I can also attest to the value of joy as a form of education in marginalized communities that I am not a part of. Never will I think of B-CC and not immediately recall last year’s Culture Day. Indigo, lilac, dijon. Silk, chiffon, satin. Decked out in our culture’s finest with our hands lugging traditional dishes, students of numerous backgrounds and affinity groups showcased clothing and food from countries all around the world. Our conversations delved into the actual history and traditions of these countries, leading students to find shared delights and struggles between their cultures.
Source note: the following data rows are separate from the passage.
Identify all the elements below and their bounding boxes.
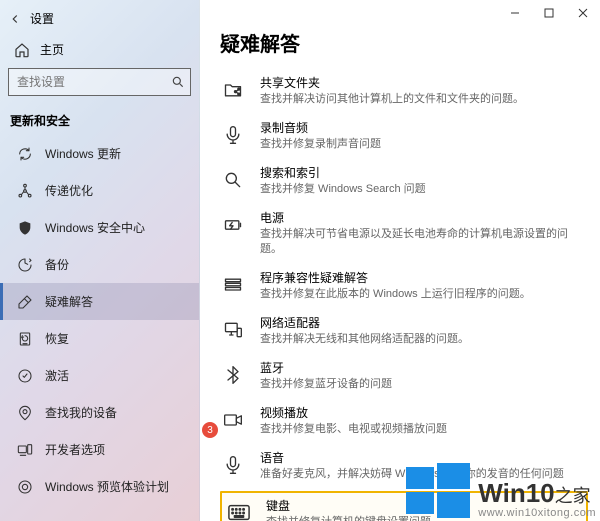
microphone-icon bbox=[220, 122, 246, 148]
troubleshooter-title: 共享文件夹 bbox=[260, 76, 582, 92]
sidebar-item-shield[interactable]: Windows 安全中心 bbox=[0, 209, 199, 246]
sidebar-item-find[interactable]: 查找我的设备 bbox=[0, 394, 199, 431]
search-wrap bbox=[8, 68, 191, 96]
win10-logo-icon bbox=[406, 461, 470, 519]
sidebar-item-label: 疑难解答 bbox=[45, 293, 93, 310]
titlebar: 设置 bbox=[0, 0, 199, 33]
troubleshooter-title: 网络适配器 bbox=[260, 316, 582, 332]
sidebar-item-sync[interactable]: Windows 更新 bbox=[0, 135, 199, 172]
troubleshooter-desc: 查找并解决无线和其他网络适配器的问题。 bbox=[260, 332, 582, 347]
watermark: Win10 之家 www.win10xitong.com bbox=[406, 461, 596, 519]
sidebar-item-insider[interactable]: Windows 预览体验计划 bbox=[0, 468, 199, 505]
troubleshooter-folder-share[interactable]: 共享文件夹 查找并解决访问其他计算机上的文件和文件夹的问题。 bbox=[220, 71, 588, 112]
troubleshooter-search[interactable]: 搜索和索引 查找并修复 Windows Search 问题 bbox=[220, 161, 588, 202]
shield-icon bbox=[17, 220, 33, 236]
troubleshooter-power[interactable]: 电源 查找并解决可节省电源以及延长电池寿命的计算机电源设置的问题。 bbox=[220, 206, 588, 262]
sidebar-item-recovery[interactable]: 恢复 bbox=[0, 320, 199, 357]
backup-icon bbox=[17, 257, 33, 273]
network-icon bbox=[220, 317, 246, 343]
sidebar-item-label: Windows 预览体验计划 bbox=[45, 478, 169, 495]
page-title: 疑难解答 bbox=[220, 28, 588, 57]
sidebar-item-delivery[interactable]: 传递优化 bbox=[0, 172, 199, 209]
find-icon bbox=[17, 405, 33, 421]
recovery-icon bbox=[17, 331, 33, 347]
sidebar-item-label: 传递优化 bbox=[45, 182, 93, 199]
window-controls bbox=[498, 0, 600, 26]
sidebar-item-activation[interactable]: 激活 bbox=[0, 357, 199, 394]
video-icon bbox=[220, 407, 246, 433]
troubleshooter-title: 电源 bbox=[260, 211, 582, 227]
watermark-url: www.win10xitong.com bbox=[478, 508, 596, 519]
search-input[interactable] bbox=[8, 68, 191, 96]
compat-icon bbox=[220, 272, 246, 298]
bluetooth-icon bbox=[220, 362, 246, 388]
troubleshooter-list: 共享文件夹 查找并解决访问其他计算机上的文件和文件夹的问题。 录制音频 查找并修… bbox=[220, 71, 588, 521]
troubleshooter-desc: 查找并修复电影、电视或视频播放问题 bbox=[260, 422, 582, 437]
troubleshooter-desc: 查找并修复蓝牙设备的问题 bbox=[260, 377, 582, 392]
troubleshooter-title: 录制音频 bbox=[260, 121, 582, 137]
content-area: 疑难解答 共享文件夹 查找并解决访问其他计算机上的文件和文件夹的问题。 录制音频… bbox=[200, 0, 600, 521]
sidebar-item-label: 恢复 bbox=[45, 330, 69, 347]
troubleshooter-bluetooth[interactable]: 蓝牙 查找并修复蓝牙设备的问题 bbox=[220, 356, 588, 397]
sidebar-item-troubleshoot[interactable]: 疑难解答 bbox=[0, 283, 199, 320]
section-label: 更新和安全 bbox=[0, 102, 199, 135]
troubleshooter-desc: 查找并修复 Windows Search 问题 bbox=[260, 182, 582, 197]
sync-icon bbox=[17, 146, 33, 162]
troubleshooter-compat[interactable]: 程序兼容性疑难解答 查找并修复在此版本的 Windows 上运行旧程序的问题。 bbox=[220, 266, 588, 307]
maximize-button[interactable] bbox=[532, 0, 566, 26]
activation-icon bbox=[17, 368, 33, 384]
troubleshooter-desc: 查找并修复录制声音问题 bbox=[260, 137, 582, 152]
delivery-icon bbox=[17, 183, 33, 199]
close-button[interactable] bbox=[566, 0, 600, 26]
troubleshooter-desc: 查找并解决可节省电源以及延长电池寿命的计算机电源设置的问题。 bbox=[260, 227, 582, 258]
troubleshooter-title: 程序兼容性疑难解答 bbox=[260, 271, 582, 287]
troubleshooter-desc: 查找并修复在此版本的 Windows 上运行旧程序的问题。 bbox=[260, 287, 582, 302]
troubleshooter-title: 蓝牙 bbox=[260, 361, 582, 377]
back-icon[interactable] bbox=[8, 12, 22, 26]
sidebar-item-label: 激活 bbox=[45, 367, 69, 384]
watermark-brand-en: Win10 bbox=[478, 478, 554, 508]
home-button[interactable]: 主页 bbox=[0, 33, 199, 68]
search-icon bbox=[171, 75, 185, 89]
dev-icon bbox=[17, 442, 33, 458]
sidebar-item-label: 开发者选项 bbox=[45, 441, 105, 458]
power-icon bbox=[220, 212, 246, 238]
troubleshooter-video[interactable]: 视频播放 查找并修复电影、电视或视频播放问题 bbox=[220, 401, 588, 442]
step-badge: 3 bbox=[202, 422, 218, 438]
minimize-button[interactable] bbox=[498, 0, 532, 26]
home-label: 主页 bbox=[40, 41, 64, 58]
troubleshooter-title: 搜索和索引 bbox=[260, 166, 582, 182]
home-icon bbox=[14, 42, 30, 58]
nav-list: Windows 更新 传递优化 Windows 安全中心 备份 疑难解答 恢复 … bbox=[0, 135, 199, 521]
folder-share-icon bbox=[220, 77, 246, 103]
troubleshooter-desc: 查找并解决访问其他计算机上的文件和文件夹的问题。 bbox=[260, 92, 582, 107]
sidebar-item-backup[interactable]: 备份 bbox=[0, 246, 199, 283]
sidebar: 设置 主页 更新和安全 Windows 更新 传递优化 Windows 安全中心 bbox=[0, 0, 200, 521]
watermark-brand-zh: 之家 bbox=[555, 487, 591, 505]
troubleshoot-icon bbox=[17, 294, 33, 310]
app-title: 设置 bbox=[30, 10, 54, 27]
sidebar-item-label: 查找我的设备 bbox=[45, 404, 117, 421]
sidebar-item-label: Windows 安全中心 bbox=[45, 219, 145, 236]
search-icon bbox=[220, 167, 246, 193]
sidebar-item-label: 备份 bbox=[45, 256, 69, 273]
insider-icon bbox=[17, 479, 33, 495]
sidebar-item-label: Windows 更新 bbox=[45, 145, 121, 162]
troubleshooter-microphone[interactable]: 录制音频 查找并修复录制声音问题 bbox=[220, 116, 588, 157]
sidebar-item-dev[interactable]: 开发者选项 bbox=[0, 431, 199, 468]
mic2-icon bbox=[220, 452, 246, 478]
keyboard-icon bbox=[226, 500, 252, 521]
troubleshooter-network[interactable]: 网络适配器 查找并解决无线和其他网络适配器的问题。 bbox=[220, 311, 588, 352]
troubleshooter-title: 视频播放 bbox=[260, 406, 582, 422]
However, joy as a form of education is not an alternative to the more emotionally taxing ways of educating oneself. Learning about a system of oppression and your relation to it in a more comedic or easygoing context does not mean your work is done, and we will all join hands to declare world peace.

Nor does it mean that you can seek out lighthearted mediums and spaces in a haphazard manner. From checking (not assuming!) that you can enter a space that’s traditionally for a marginalized group to avoiding voyeurism, practice humility as you go.

Hopefully, during that process, this supplementary option of educational joy will ease emotional distress and even deter some of that “political polarization” that students have highlighted. After all, joy has an undeniably humanizing effect.

When you make these connections with people, it’s harder to walk away from them and whatever they find important—even if that’s a rock.